Since my very first trip to Japan in 1998, I've been particularly drawn to a kind of rustic minimalist aesthetic in Japanese earthenware. As I grew more familiar with the continuum of Japanese ceramics, I became most excited by artists who took traditional motifs, materials and techniques and infused them with a consciousness of contemporary lifestyles.
Mashiko, as a relatively young center for pottery, has proven more comfortable moving beyond rote recreations of tradition, and pottery there runs the gamut from to the charms of rustic asymmetry to an almost sleek modernist style.
The potters from whom I buy have a unique rustic-contemporary approach.
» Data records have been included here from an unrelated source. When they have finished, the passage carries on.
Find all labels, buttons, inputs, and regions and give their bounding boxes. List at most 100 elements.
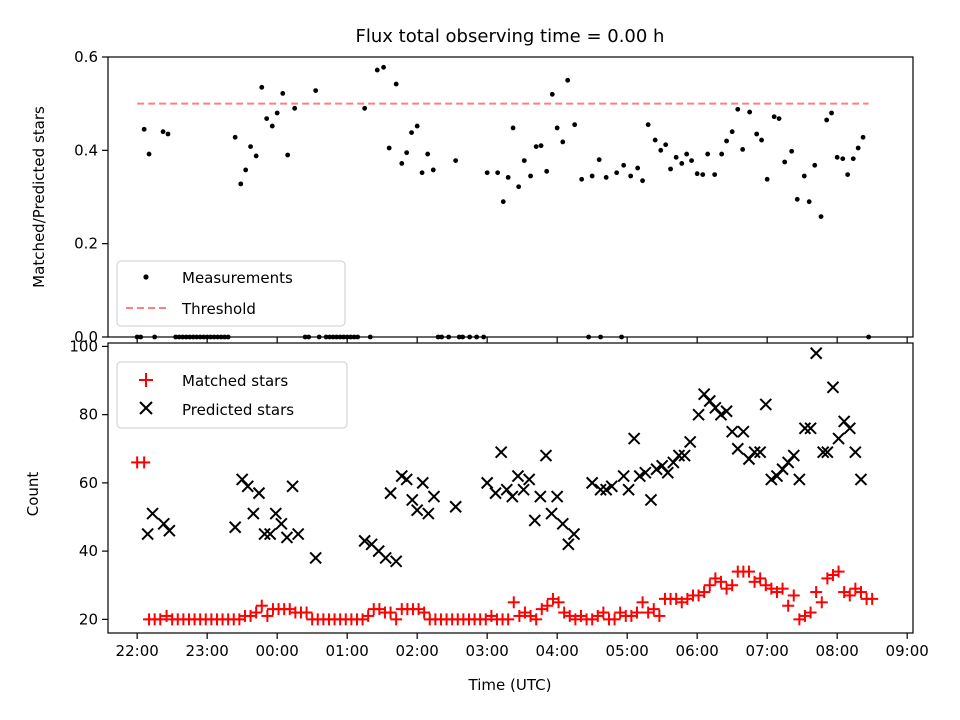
- measurement-point: [589, 173, 595, 179]
- measurement-point: [812, 162, 818, 168]
- predicted-star-point: [269, 507, 282, 520]
- predicted-star-point: [562, 538, 575, 551]
- predicted-star-point: [843, 422, 856, 435]
- predicted-star-point: [765, 473, 778, 486]
- measurement-point: [248, 144, 253, 150]
- predicted-star-point: [585, 476, 599, 490]
- matched-star-point: [418, 606, 431, 619]
- matched-star-point: [636, 596, 649, 609]
- predicted-star-point: [753, 445, 767, 459]
- measurement-point: [759, 137, 764, 143]
- measurement-point: [510, 125, 516, 131]
- measurement-point: [850, 156, 856, 162]
- predicted-star-point: [539, 449, 553, 462]
- predicted-star-point: [389, 555, 403, 568]
- measurement-point: [724, 138, 729, 144]
- measurement-point: [521, 158, 527, 164]
- measurement-point: [652, 137, 658, 143]
- predicted-star-point: [494, 445, 508, 459]
- chart-title: Flux total observing time = 0.00 h: [356, 26, 665, 47]
- top-y-tick-label: 0.2: [74, 235, 98, 253]
- top-legend-box: [116, 260, 346, 327]
- predicted-star-point: [644, 493, 658, 507]
- bottom-panel: 20 40 60 80 100 22:00 23:00 00:00 01:00 02:00 03:0…: [24, 337, 929, 660]
- predicted-star-point: [489, 486, 502, 500]
- matched-star-point: [843, 589, 856, 602]
- predicted-star-point: [683, 435, 697, 449]
- matched-star-point: [714, 575, 727, 588]
- legend-predicted-marker: [139, 401, 153, 415]
- predicted-star-point: [633, 469, 646, 483]
- legend-matched-marker: [139, 373, 153, 387]
- matched-star-point: [810, 586, 823, 599]
- predicted-star-point: [275, 517, 288, 531]
- predicted-star-point: [449, 500, 462, 513]
- measurement-point: [528, 173, 533, 179]
- measurement-point: [243, 167, 249, 173]
- measurement-point: [549, 91, 555, 97]
- measurement-point: [855, 145, 861, 151]
- bottom-y-tick-label: 60: [79, 474, 98, 492]
- measurement-point: [269, 123, 275, 129]
- measurement-point: [292, 105, 298, 111]
- predicted-star-point: [247, 507, 260, 520]
- predicted-star-point: [358, 534, 371, 548]
- measurement-point: [845, 172, 851, 178]
- predicted-star-point: [816, 445, 830, 459]
- predicted-star-point: [567, 527, 581, 541]
- matched-star-point: [782, 599, 795, 612]
- matched-star-point: [787, 589, 800, 602]
- measurement-point: [362, 105, 368, 111]
- measurement-point: [668, 166, 673, 172]
- measurement-point: [719, 151, 725, 157]
- predicted-star-point: [672, 449, 686, 462]
- predicted-star-point: [416, 476, 429, 490]
- matched-star-point: [507, 596, 520, 609]
- measurement-point: [453, 158, 459, 164]
- measurement-point: [789, 148, 795, 154]
- predicted-star-point: [714, 408, 728, 421]
- measurement-point: [694, 171, 700, 177]
- matched-star-point: [698, 586, 711, 599]
- measurement-point: [663, 142, 669, 148]
- legend-matched-label: Matched stars: [182, 372, 288, 390]
- matched-star-point: [653, 609, 666, 622]
- measurement-point: [505, 175, 511, 180]
- predicted-star-point: [252, 486, 266, 500]
- top-axes-frame: [107, 56, 914, 338]
- predicted-star-point: [692, 408, 705, 421]
- predicted-star-point: [798, 422, 812, 435]
- matched-star-point: [300, 606, 313, 619]
- predicted-star-point: [241, 480, 254, 493]
- matched-star-point: [250, 606, 263, 619]
- measurement-point: [684, 151, 690, 157]
- matched-star-point: [390, 613, 403, 626]
- measurement-point: [712, 172, 718, 178]
- measurement-point: [818, 214, 824, 220]
- matched-star-point: [261, 609, 274, 622]
- bottom-legend: Matched stars Predicted stars: [116, 361, 348, 429]
- measurement-point: [771, 114, 777, 120]
- bottom-y-tick-label: 20: [79, 610, 98, 628]
- matched-star-point: [502, 613, 515, 626]
- measurement-point: [374, 67, 380, 73]
- measurement-point: [500, 199, 506, 205]
- matched-star-point: [832, 565, 845, 578]
- predicted-star-point: [787, 449, 800, 462]
- measurement-point: [829, 110, 834, 116]
- measurement-point: [794, 196, 800, 202]
- measurement-point: [782, 159, 788, 165]
- measurement-point: [628, 173, 634, 179]
- matched-star-point: [530, 613, 543, 626]
- measurement-point: [238, 181, 244, 187]
- bottom-y-tick-label: 80: [79, 406, 98, 424]
- measurement-point: [705, 151, 711, 157]
- x-tick-label: 02:00: [396, 642, 439, 660]
- predicted-star-point: [410, 503, 424, 517]
- predicted-star-point: [832, 432, 845, 445]
- legend-measurements-marker: [143, 274, 149, 280]
- predicted-star-point: [804, 422, 817, 435]
- legend-predicted-label: Predicted stars: [182, 401, 294, 419]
But as you can see, this kind of work is not limited to a narrow range of visual vocabulary. Minowa Yasuo's simple forms, thrown on a kickwheel, use the classic persimmon glaze popularized by Shoji Hamada; Minowa has made this glaze his own through years of experimentation with a gas kiln, producing both temmoku and dramatic reddish rainbow striations from the same glaze. Senda Yoshiaki takes a painstaking approach of combining colored clays in intricate patterns, with both references to familiar Japanese icons and explorations of more abstract repeating geometric patterns. Akutsu Masato, at a mere 27 years old, came from a potting family and created his own unique fusion of rustic visual cues with a kind of modern starkness.
Japanese pottery is meant to be used. You might choose to reserve fancier ware for special occasions, but do not feel that just because an item is beautiful that it should be relegated to display only. Japanese do not place sharp dividing line between "functional" and "decorative" pottery.
You need not have an exact matching set of everything; this notion is a product of the industrial age. It represents the triumph of consistency over soul. One woman I met had a house full of ceramics, some practical and some extravagant, some in sets of five and some as solitary pieces. She told me that every time she had gone on a trip over the previous thirty years, she would buy one or two pieces as a keepsake. After thirty years, she had amassed a substantial collection, many of which found themselves on the dinner table regularly.
Buy what you love. It will fit into your life.